Refunds policy

Refunds policy Example on recognising and measuring provisions

The Case:Refunds policy

A retail store has a policy of refunding purchases by dissatisfied customers, even though it is under no legal obligation to do so. Its policy of making refunds is generally known. Refunds policy

Considerations:

Present obligation as a result of a past obligating event—the obligating event is the sale of the product, which gives rise to a constructive obligation because the conduct of the store has created a valid expectation on the part of its customers that the store will refund purchases.

An outflow of resources embodying economic benefits in settlement—probable that a proportion of goods will be returned for refund.

Conclusion—the entity recognises a provision for the best estimate of the amount required to settle the refunds. Refunds policy

BACKGROUND

Just to provide the right frame for the case here is a short background of the key features of IAS 37 needed to understand the provisioning for a refunds policy.

Key definitions [IAS 37 10]

Provision: a liability of uncertain timing or amount. Refunds policy

Liability:

  • present obligation as a result of past events Refunds policy
  • settlement is expected to result in an outflow of resources (payment) Refunds policy

Contingent liability:

  • a possible obligation depending on whether some uncertain future event occurs, or Refunds policy
  • a present obligation but payment is not probable or the amount cannot be measured reliably Refunds policy

Recognition of a provision

An entity must recognise a provision if, and only if: [IAS 37 14] Refunds policy

  • a present obligation (legal or constructive) has arisen as a result of a past event (the obligating event), Refunds policy
  • payment is probable (‘more likely than not’), and Refunds policy
  • the amount can be estimated reliably. Refunds policy

An obligating event is an event that creates a legal or constructive obligation and, therefore, results in an entity having no realistic alternative but to settle the obligation. [IAS 37 10]

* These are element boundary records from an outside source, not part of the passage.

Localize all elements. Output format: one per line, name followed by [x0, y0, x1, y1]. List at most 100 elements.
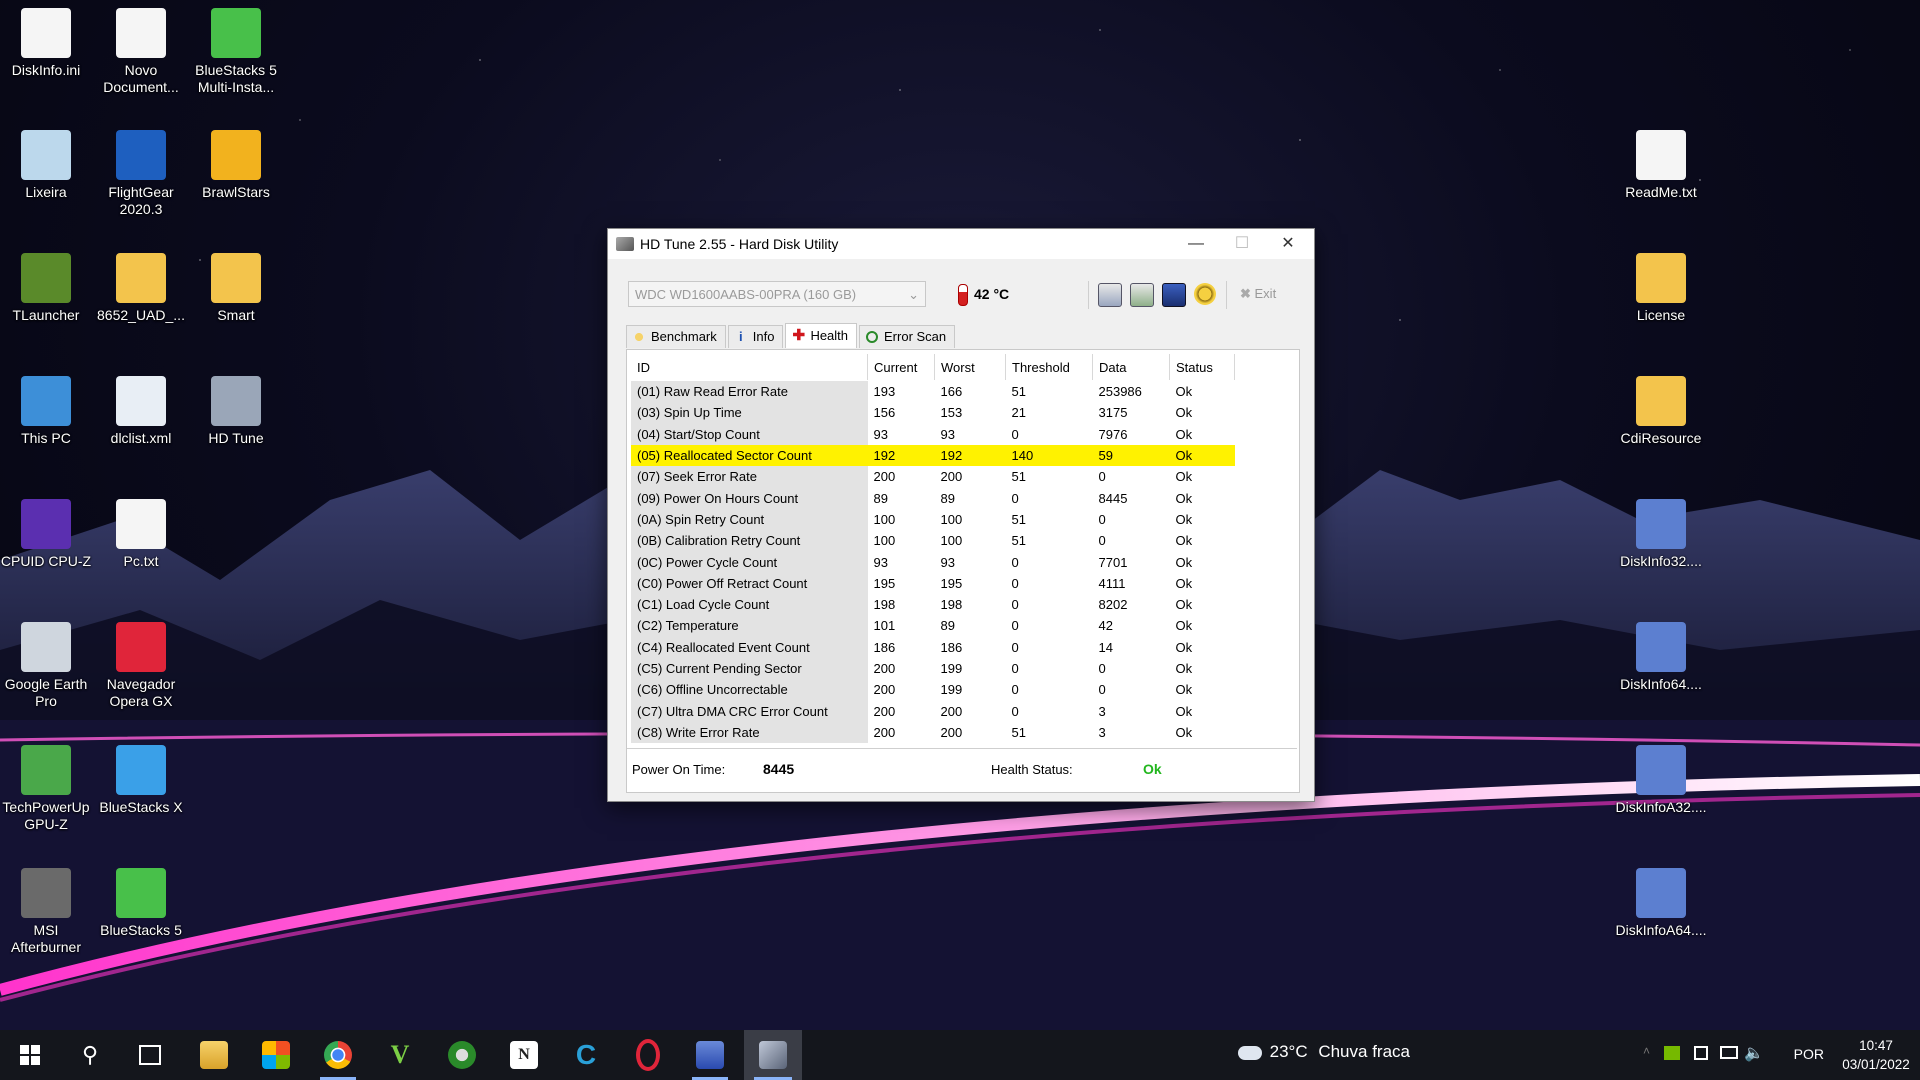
tab-error-scan[interactable]: Error Scan [859, 325, 956, 348]
desktop-icon[interactable]: FlightGear 2020.3 [95, 130, 187, 218]
desktop-icon[interactable]: ReadMe.txt [1615, 130, 1707, 201]
table-row[interactable]: (C7) Ultra DMA CRC Error Count 200 200 0 3 Ok [631, 700, 1235, 722]
column-header-current[interactable]: Current [867, 354, 935, 381]
table-row[interactable]: (C5) Current Pending Sector 200 199 0 0 Ok [631, 657, 1235, 680]
tab-health[interactable]: ✚ Health [785, 323, 858, 348]
desktop-icon-image [21, 253, 71, 303]
volume-icon[interactable]: 🔈 [1744, 1043, 1764, 1063]
desktop-icon[interactable]: MSI Afterburner [0, 868, 92, 956]
desktop-icon[interactable]: This PC [0, 376, 92, 447]
desktop-icon[interactable]: TLauncher [0, 253, 92, 324]
taskbar-c-app[interactable]: C [558, 1030, 614, 1080]
options-gear-icon[interactable] [1194, 283, 1216, 305]
taskbar-file-explorer[interactable] [186, 1030, 242, 1080]
table-row[interactable]: (09) Power On Hours Count 89 89 0 8445 Ok [631, 487, 1235, 509]
network-icon[interactable] [1720, 1046, 1738, 1059]
table-row[interactable]: (01) Raw Read Error Rate 193 166 51 253986 Ok [631, 380, 1235, 403]
clock[interactable]: 10:47 03/01/2022 [1840, 1036, 1912, 1074]
attr-data-cell: 42 [1098, 618, 1113, 634]
attr-id-cell: (0A) Spin Retry Count [631, 508, 868, 531]
column-header-status[interactable]: Status [1169, 354, 1235, 381]
close-button[interactable]: ✕ [1265, 229, 1311, 259]
column-header-worst[interactable]: Worst [934, 354, 1006, 381]
copy-text-icon[interactable] [1098, 283, 1122, 307]
desktop-icon[interactable]: Smart [190, 253, 282, 324]
table-row[interactable]: (04) Start/Stop Count 93 93 0 7976 Ok [631, 423, 1235, 445]
table-row[interactable]: (C2) Temperature 101 89 0 42 Ok [631, 615, 1235, 637]
taskbar-chrome[interactable] [310, 1030, 366, 1080]
maximize-button[interactable]: ☐ [1219, 229, 1265, 259]
start-button[interactable] [2, 1030, 58, 1080]
taskbar-xbox[interactable] [434, 1030, 490, 1080]
tab-benchmark[interactable]: Benchmark [626, 325, 726, 348]
desktop-icon[interactable]: DiskInfo.ini [0, 8, 92, 79]
column-header-id[interactable]: ID [631, 354, 868, 381]
device-icon[interactable] [1694, 1046, 1708, 1060]
attr-status-cell: Ok [1175, 384, 1193, 400]
desktop-icon-label: dlclist.xml [110, 430, 172, 446]
desktop-icon[interactable]: CdiResource [1615, 376, 1707, 447]
status-footer: Power On Time: 8445 Health Status: Ok [627, 750, 1297, 790]
desktop-icon[interactable]: BlueStacks X [95, 745, 187, 816]
table-row[interactable]: (0B) Calibration Retry Count 100 100 51 0 Ok [631, 530, 1235, 552]
desktop-icon[interactable]: Novo Document... [95, 8, 187, 96]
save-icon[interactable] [1162, 283, 1186, 307]
desktop-icon[interactable]: Google Earth Pro [0, 622, 92, 710]
table-row[interactable]: (C8) Write Error Rate 200 200 51 3 Ok [631, 721, 1235, 744]
table-row[interactable]: (07) Seek Error Rate 200 200 51 0 Ok [631, 466, 1235, 488]
task-view-button[interactable] [122, 1030, 178, 1080]
taskbar-diskinfo[interactable] [682, 1030, 738, 1080]
taskbar-hd-tune[interactable] [744, 1030, 802, 1080]
attr-data-cell: 0 [1098, 661, 1106, 676]
desktop-icon[interactable]: License [1615, 253, 1707, 324]
table-row[interactable]: (03) Spin Up Time 156 153 21 3175 Ok [631, 402, 1235, 424]
attr-threshold-cell: 0 [1011, 682, 1019, 698]
taskbar-notion[interactable]: N [496, 1030, 552, 1080]
desktop-icon[interactable]: Navegador Opera GX [95, 622, 187, 710]
desktop-icon[interactable]: DiskInfo64.... [1615, 622, 1707, 693]
table-row[interactable]: (C0) Power Off Retract Count 195 195 0 4111 O… [631, 572, 1235, 594]
desktop-icon-image [116, 130, 166, 180]
column-header-threshold[interactable]: Threshold [1005, 354, 1093, 381]
desktop-icon[interactable]: TechPowerUp GPU-Z [0, 745, 92, 833]
desktop-icon[interactable]: dlclist.xml [95, 376, 187, 447]
desktop-icon-image [1636, 376, 1686, 426]
search-button[interactable]: ⚲ [62, 1030, 118, 1080]
table-row[interactable]: (C6) Offline Uncorrectable 200 199 0 0 Ok [631, 679, 1235, 701]
desktop-icon[interactable]: BrawlStars [190, 130, 282, 201]
desktop-icon[interactable]: Pc.txt [95, 499, 187, 570]
lightbulb-icon [633, 331, 645, 343]
title-bar[interactable]: HD Tune 2.55 - Hard Disk Utility — ☐ ✕ [608, 229, 1314, 259]
desktop-icon[interactable]: BlueStacks 5 Multi-Insta... [190, 8, 282, 96]
attr-current-cell: 156 [873, 405, 896, 421]
column-header-data[interactable]: Data [1092, 354, 1170, 381]
taskbar-store[interactable] [248, 1030, 304, 1080]
table-row[interactable]: (05) Reallocated Sector Count 192 192 140 59… [631, 444, 1235, 467]
copy-screenshot-icon[interactable] [1130, 283, 1154, 307]
desktop-icon[interactable]: 8652_UAD_... [95, 253, 187, 324]
desktop-icon-label: DiskInfo.ini [11, 62, 81, 78]
taskbar-opera-gx[interactable] [620, 1030, 676, 1080]
desktop-icon[interactable]: HD Tune [190, 376, 282, 447]
table-row[interactable]: (C4) Reallocated Event Count 186 186 0 14 Ok [631, 636, 1235, 658]
taskbar-v-app[interactable]: V [372, 1030, 428, 1080]
minimize-button[interactable]: — [1173, 229, 1219, 259]
desktop-icon[interactable]: DiskInfo32.... [1615, 499, 1707, 570]
language-indicator[interactable]: POR [1794, 1046, 1824, 1062]
desktop-icon-label: 8652_UAD_... [97, 307, 185, 323]
desktop-icon[interactable]: CPUID CPU-Z [0, 499, 92, 570]
show-hidden-icons[interactable]: ˄ [1643, 1044, 1650, 1058]
drive-select[interactable]: WDC WD1600AABS-00PRA (160 GB) ⌄ [628, 281, 926, 307]
table-row[interactable]: (0C) Power Cycle Count 93 93 0 7701 Ok [631, 551, 1235, 573]
table-row[interactable]: (0A) Spin Retry Count 100 100 51 0 Ok [631, 508, 1235, 531]
desktop-icon[interactable]: BlueStacks 5 [95, 868, 187, 939]
desktop-icon[interactable]: DiskInfoA32.... [1615, 745, 1707, 816]
weather-widget[interactable]: 23°C Chuva fraca [1237, 1042, 1410, 1062]
nvidia-icon[interactable] [1664, 1046, 1680, 1060]
desktop-icon[interactable]: Lixeira [0, 130, 92, 201]
tab-info[interactable]: i Info [727, 325, 784, 348]
attr-current-cell: 89 [873, 490, 888, 506]
desktop-icon[interactable]: DiskInfoA64.... [1615, 868, 1707, 939]
table-row[interactable]: (C1) Load Cycle Count 198 198 0 8202 Ok [631, 593, 1235, 616]
exit-button[interactable]: ✖ Exit [1240, 281, 1276, 307]
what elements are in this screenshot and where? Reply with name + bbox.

A constructive obligation arises if past practice creates a valid expectation on the part of a third party, for example, a retail store that has a long-standing policy of allowing customers to return merchandise within, say, a 30-day period. [IAS 37 10] Refunds policy

A possible obligation (a contingent liability) is disclosed but not accrued. However, disclosure is not required if payment is remote. [IAS 37 86] Refunds policy

In rare cases, for example in a lawsuit, it may not be clear whether an entity has a present obligation. In those cases, a past event is deemed to give rise to a present obligation if, taking account of all available evidence, it is more likely than not that a present obligation exists at the balance sheet date. A provision should be recognised for that present obligation if the other recognition criteria described above are met. If it is more likely than not that no present obligation exists, the entity should disclose a contingent liability, unless the possibility of an outflow of resources is remote. [IAS 37 15]

All of the entities in the examples have 31 December as their reporting date. In all cases, it is assumed that a reliable estimate can be made of any outflows expected. In some examples the circumstances described may have resulted in impairment of the assets; this aspect is not dealt with in the examples. References to ‘best estimate’ are to the present value amount, when the effect of the time value of money is material.

See also: The IFRS Foundation

Refunds policy

All of the entities in the examples have 31 December as their reporting date. In all cases, it is assumed that a reliable estimate can be made of any outflows expected. In some examples the circumstances described may have resulted in impairment of the assets; this aspect is not dealt with in the examples. References to ‘best estimate’ are to the present value amount, when the effect of the time value of money is material.